Two years after fighting Grant, if that's what it was, he fights Mike Tyson. After a decent first round, Tyson drops him with a beautiful overhand right in the second round. Golota gets up and actually fights back a little bit and makes it through the round. At this time Tyson is merely a three round fighter. Even at his best, Tyson was a dynamo in the first two or three rounds and then slowed down. After making it through what was probably Tyson's best in the first two rounds, Golota submits and quits in between the second and third rounds. To top it off, Golota was so hell bent on NOT fighting that he pushes his sixty something year old trainer Al Certo who tries to shove him out for the third round. Some fighter this Golota. Since quitting and showing the character and Heart of the Cowardly Lion in the Wizard of Oz, Golota has stopped two journeymen since Tyson.
Now King has positioned this Mutt back into the title picture. What really sucks is that he has a very good chance to upset Chris Byrd and win the IBF title. How shameful is that? The really scary thing is that I have this awful feeling that King's luck and magic are looking over his shoulder, I think he's going to beat Byrd. It's not that I think Byrd isn't capable of handling him. It's just a feeling I have that things are going to break his way. If I ever wanted to be more wrong in picking a fight, I can't remember when.

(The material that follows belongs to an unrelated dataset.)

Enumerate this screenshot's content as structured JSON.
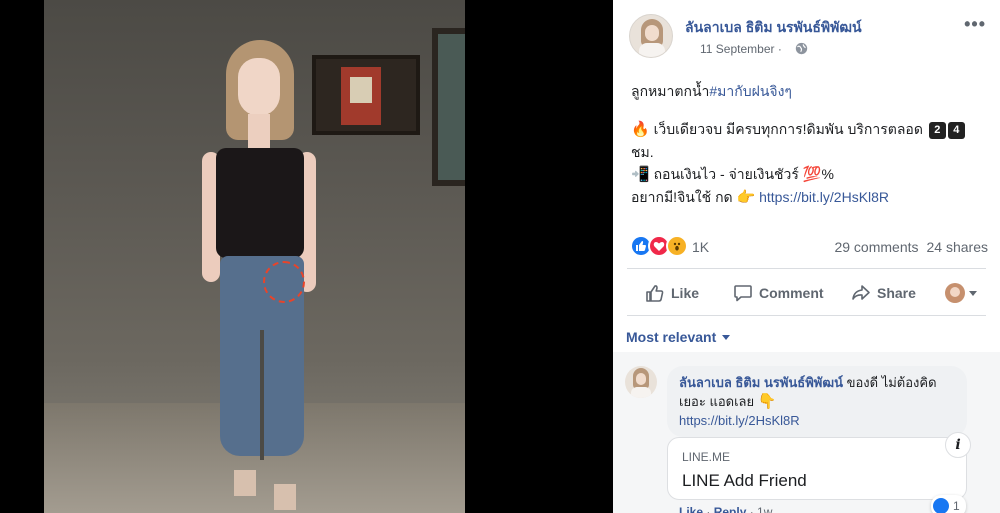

Golota has many things going for him in this fight. He has the style to possibly jab and out Box Byrd from the outside. He has the power to hurt and maybe even stop Byrd if he feels he's behind and has to take some chances leaving himself vulnerable, and he has King who is probably tweaking everything outside the Ring insuring everything turns out right. Golota is so well set up for this fight that even if he loses, as long as he makes a somewhat respectable showing he'll be around for a while. The fact that on April 18th 2004 Andrew Golota could actually have Champ in front of his name is deplorable!!